The world is slowly transitioning to a completely digital age since the convenience factor kicks in and digital transactions have become more and more secure with updated data security protocols being implemented to prevent a cyber-attack. But with the evolving security measures, hackers have also evolved to implement different techniques to find exploits in the system. In case of a Cyberattack, the security system gets compromised since the identification signature of the attack is not registered in the database of the security software which in turn brings the complete system down. In a gist, cyberattack finds out exploits in the target system through the Computer Network and expose / leak business critical data, steal or gain access to the system or make unauthorised use of the data compromised. Some of the most common ways or types of Cyberattack includes:
- Denial of Service Attack: DDOS is a technique utilized by hackers to unnecessarily load the system resources so that the system won’t be capable to fulfill service requests. In comparison to other techniques, this attack doesn’t benefit the hacker in any means, it only slows the processing of the request.
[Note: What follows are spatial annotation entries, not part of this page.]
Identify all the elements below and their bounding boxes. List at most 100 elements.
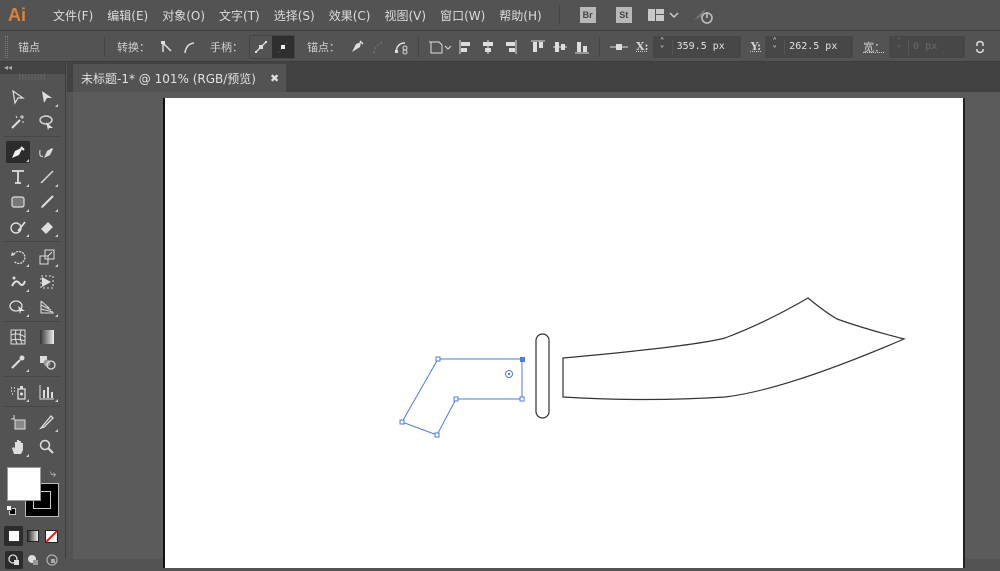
- y-field[interactable]: ˄ ˅: [765, 35, 854, 58]
- menu-edit[interactable]: 编辑(E): [100, 7, 155, 24]
- gradient-tool[interactable]: [35, 326, 59, 348]
- perspective-grid-tool[interactable]: [35, 296, 59, 318]
- link-icon: [976, 40, 984, 53]
- constrain-link-button[interactable]: [969, 36, 991, 58]
- artboard-tool[interactable]: [6, 411, 30, 433]
- eyedropper-tool[interactable]: [6, 351, 30, 373]
- anchor-point-selected[interactable]: [520, 357, 525, 362]
- anchor-point[interactable]: [434, 432, 440, 438]
- rectangle-tool[interactable]: [6, 191, 30, 213]
- eraser-tool[interactable]: [35, 216, 59, 238]
- y-stepper-icon[interactable]: ˄ ˅: [765, 37, 786, 55]
- convert-to-corner-button[interactable]: [156, 36, 178, 58]
- knife-handle-path[interactable]: [399, 356, 525, 438]
- slice-tool[interactable]: [35, 411, 59, 433]
- show-handles-button[interactable]: [250, 36, 272, 58]
- shaper-tool[interactable]: [6, 216, 30, 238]
- none-mode-button[interactable]: [42, 526, 61, 546]
- convert-to-smooth-button[interactable]: [178, 36, 200, 58]
- menu-view[interactable]: 视图(V): [377, 7, 433, 24]
- menu-help[interactable]: 帮助(H): [492, 7, 548, 24]
- bridge-button[interactable]: Br: [579, 7, 596, 23]
- align-left-button[interactable]: [455, 36, 477, 58]
- line-tool[interactable]: [35, 166, 59, 188]
- scissors-path-icon: [395, 41, 408, 54]
- draw-normal-button[interactable]: [4, 551, 23, 569]
- hand-tool[interactable]: [6, 436, 30, 458]
- scale-tool[interactable]: [35, 246, 59, 268]
- anchor-point[interactable]: [435, 356, 441, 362]
- swap-fill-stroke-icon[interactable]: ⤷: [50, 467, 56, 481]
- artboard[interactable]: [165, 98, 963, 568]
- menu-window[interactable]: 窗口(W): [433, 7, 492, 24]
- draw-inside-button[interactable]: [43, 551, 61, 569]
- isolate-button[interactable]: [425, 36, 455, 58]
- menu-effect[interactable]: 效果(C): [322, 7, 378, 24]
- close-tab-icon[interactable]: ✖: [270, 72, 279, 85]
- shape-builder-tool[interactable]: [6, 296, 30, 318]
- knife-blade-shape[interactable]: [562, 297, 906, 401]
- menu-type[interactable]: 文字(T): [212, 7, 267, 24]
- menu-file[interactable]: 文件(F): [46, 7, 100, 24]
- stock-button[interactable]: St: [615, 7, 632, 23]
- curvature-tool[interactable]: [35, 141, 59, 163]
- layout-icon: [647, 9, 664, 21]
- align-hcenter-icon: [483, 39, 493, 54]
- connect-endpoints-button[interactable]: [368, 36, 390, 58]
- collapse-panel-button[interactable]: ◂◂: [0, 62, 65, 74]
- free-transform-tool[interactable]: [35, 271, 59, 293]
- blend-tool[interactable]: [35, 351, 59, 373]
- pen-tool[interactable]: [6, 140, 31, 163]
- cut-path-button[interactable]: [390, 36, 412, 58]
- align-top-button[interactable]: [527, 36, 549, 58]
- mesh-tool[interactable]: [6, 326, 30, 348]
- canvas-area[interactable]: [73, 92, 1000, 568]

- Ping of death Attack: This type of an attack targets buffer overflows in terms of the IP size. Since the IP size doesn’t exceed 65,535 bytes the hacker fragments the IP packet. On reassembling the IP Packet, buffer overflow occurs leading to crashes.
- Man in the Middle Attack: Here there are two techniques utilized:
a. Session hijack: The hacker targets transaction sessions and hijacks the session to divert the transaction amount to the hacker account.
b. IP Spoofing: IP Spoofing is a technique to make the target system realize that the Hacker’s source is a trusted source and provides access to the system.
c. Replay Attack: This type of attack is done when the attacker intercepts the old messages and tries to send the same message later to initiate a transaction.
- Drive by Attack: This sort of attack is triggers installation of a malware in the system through non user initiated scripts. These scripts can be present in the HTML / PHP scripts and the User is only required to visit the website to trigger the Malware event. The malware takes advantage of the flaws in the Operating System, Web Browser, and initiates the attack.
- Phishing Attack: Phishing attack is the technique to send a mail to the target person imitating as from a reliable source and as soon as the User clicks on the mail, the malware gets loaded into the System. The malware then attempts to steal critical information from the target system or also perform any exploit actions.
- Password Attack: There are two ways of performing a Password attack:
a. Brute Force: This is purely a guesswork for the Hacker to get the credentials of the target user. This is done through social engineering like trying the password related to names, date of birth, occupation, business etc.
b. Dictionary Attack: The dictionary attack as the name suggests provides a dictionary of common passwords used and is compared with the encrypted with the Encrypted password file to match the results.
These are just some of the techniques out of countless ones and these techniques evolve a lot too. Measures to mitigate this is often realized after an attack has occurred but smart security systems can predict patterns occurring and highlight the unusual observations occurring in the system. Frequent security auditing, configuring firewall rules, using a strong password policy are all key essentials to prevent any loopholes in the system for the attacker.